Marcamos no Café Severino a comemoração pelo retorno do Gustavo ao nosso grupo. Nosso amigo de muito tempo, Tavinho andou arredio, devido a um turbulento divórcio que enfrentou por mais de um ano e que o deixou deprimido. Com isso, afastou-se de tudo e de todos, indo morar um largo tempo em Petrópolis. Agora, dissipadas as negras nuvens da turbulência e já vivendo novamente em paz, eis que ele retornava a nós e ao nosso reino. Não é a primeira vez que um divórcio penaliza algum membro do nosso grupo. Afinal, todos nós já cruzamos a faixa dos 60 anos e contabilizamos mais de um casamento, à exceção de alguns poucos, como Carla e Gabriel, ambos na casa dos 30. Eles fazem parte da nova geração de frequentadores da nossa roda de vinho e grana padano. Gosto dessa presença jovial, pois impede que as reuniões fiquem lacrimosas, cheias de recordações, e que os assuntos mais frequentes sejam os incômodos na lombar e na cervical, além do medo do diabetes e a comparação entre os níveis de colesterol e glicose. Com a mocidade, fala-se da vida, não de doença e morte.
Mas nessa tarde, mesmo com a presença deles, o assunto perigoso voltou a imperar, enquanto nós cinco esperávamos a chegada da turma toda, inclusive do festejado Gustavo.
— Minha glicose está em 105 — anunciou o Raul.
— É alta. Você já está diabético — sentenciou Alfredo, que é um assumido hipocondríaco.
— Pré-diabético — corrigiu Raul, já um pouco irritado.
— Acima de 99… — tentou argumentar o Alfredo, com um sorriso maldoso.
Raul cortou:
— Ah, não vai atacar de médico, que você, até onde eu sei, é funcionário aposentado da Caixa Econômica.
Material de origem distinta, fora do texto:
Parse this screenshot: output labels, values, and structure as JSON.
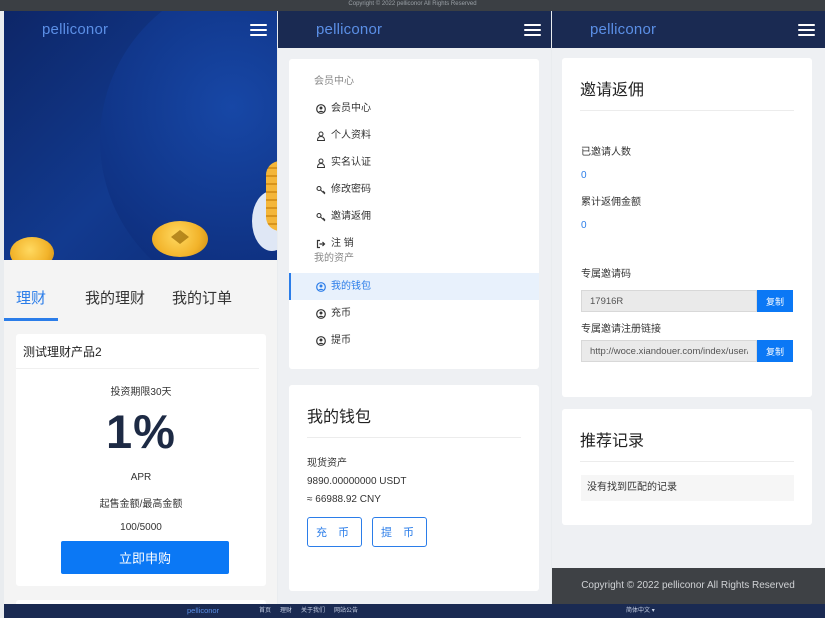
{
  "top_strip": {
    "text": "Copyright © 2022 pelliconor All Rights Reserved"
  },
  "brand": "pelliconor",
  "panel1": {
    "tabs": [
      "理财",
      "我的理财",
      "我的订单"
    ],
    "product": {
      "title": "测试理财产品2",
      "period": "投资期限30天",
      "rate": "1%",
      "rate_label": "APR",
      "amount_label": "起售金额/最高金额",
      "amount_range": "100/5000",
      "apply_label": "立即申购"
    }
  },
  "panel2": {
    "sections": [
      {
        "title": "会员中心",
        "items": [
          {
            "icon": "user-circle-icon",
            "label": "会员中心"
          },
          {
            "icon": "person-icon",
            "label": "个人资料"
          },
          {
            "icon": "person-icon",
            "label": "实名认证"
          },
          {
            "icon": "key-icon",
            "label": "修改密码"
          },
          {
            "icon": "key-icon",
            "label": "邀请返佣"
          },
          {
            "icon": "logout-icon",
            "label": "注 销"
          }
        ]
      },
      {
        "title": "我的资产",
        "items": [
          {
            "icon": "user-circle-icon",
            "label": "我的钱包",
            "active": true
          },
          {
            "icon": "user-circle-icon",
            "label": "充币"
          },
          {
            "icon": "user-circle-icon",
            "label": "提币"
          }
        ]
      }
    ],
    "wallet": {
      "title": "我的钱包",
      "assets_label": "现货资产",
      "usdt": "9890.00000000 USDT",
      "cny": "≈ 66988.92 CNY",
      "deposit_label": "充 币",
      "withdraw_label": "提 币"
    }
  },
  "panel3": {
    "invite": {
      "title": "邀请返佣",
      "invited_label": "已邀请人数",
      "invited_count": "0",
      "rebate_label": "累计返佣金额",
      "rebate_amount": "0",
      "code_label": "专属邀请码",
      "code_value": "17916R",
      "link_label": "专属邀请注册链接",
      "link_value": "http://woce.xiandouer.com/index/user/reg",
      "copy_label": "复制"
    },
    "records": {
      "title": "推荐记录",
      "empty": "没有找到匹配的记录"
    },
    "footer": "Copyright © 2022 pelliconor All Rights Reserved"
  },
  "bottom_bar": {
    "brand": "pelliconor",
    "links": [
      "首页",
      "理财",
      "关于我们",
      "网站公告"
    ],
    "language": "简体中文"
  },
  "colors": {
    "accent": "#2b7de9",
    "primary_button": "#0b78f5",
    "navbar": "#1a2a52",
    "brand_text": "#5b8fe6"
  }
}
E tentou encerrar a discussão:
— O importante é a saúde como um todo. O fundamental é sentir-se saudável. E é como eu me sinto. Caramba! Você só sabe falar em doença!
Alfredo contra-atacou:
— Só me diz uma coisa: o seu colesterol quanto está?
Olhei o Raul e percebi que ele estava a ponto de apelar. Antes que eu pudesse fazer alguma coisa, o Alfredo puxou da carteira os resultados do seu último hemograma, propondo um sinistro desafio:
— Vamos comparar os nossos hemogramas! Você tem o seu aí?
— Claro que não. Não sou louco como você!
— Pelo menos sabe de cor os principais índices?
E enumerou alguns:
— Eritrócitos, hemoglobina, leucócitos e plaquetas. Vai, me diz. Aposto que você está anêmico!
Raul saltou da cadeira. Houve uma inquietação no café, já se prevendo uma luta de moleques entre homens da terceira idade, o que seria, no mínimo, ridículo.
— Chega — bradou ele, batendo com a palma da mão na mesa.
— Calma — disse eu. — Estamos aqui para festejar. Daqui a pouco chega todo mundo e vocês…
Mas Raul emendou, virando-se para o Alfredo, o indicador quase encostando no rosto do amigo:
— Que você seja hipocondríaco, não tenho nada com isso. Que veja em você todas as doenças, imaginárias ou não, o problema é seu. Mas colocar doenças nos outros, aí não está certo!
E voltou a sentar-se, bufando. Um tempo de silêncio. Olhei o casal jovem. Gabriel passava os olhos num jornal, indiferente à contenda, e Carla olhava a cena, sorrisinho maroto nos lábios. Percebendo que a reunião estava agonizando por sua culpa, Alfredo amenizou:
— Me desculpem. Acho que exagerei. Vou embora. Vou ver um carro para comprar, que o meu já está num bagaço de dar pena. Rateando. Como um coração a ponto de enfartar. Quem é que tem uma sugestão para me dar? Pensei numa Pajero esporte…
Foi quando Carla, sempre tão tímida e até um pouco cerimoniosa, cortou em cima, numa voz suave e com os olhos brilhando:
— Por que você não compra uma ambulância?
A gargalhada foi geral, contaminando o Raul e o próprio Alfredo. Nesse mesmo momento, começaram a chegar os velhos amigos, com Gustavo à frente, sorridente, feliz.
E fez-se a paz no reino do Café Severino.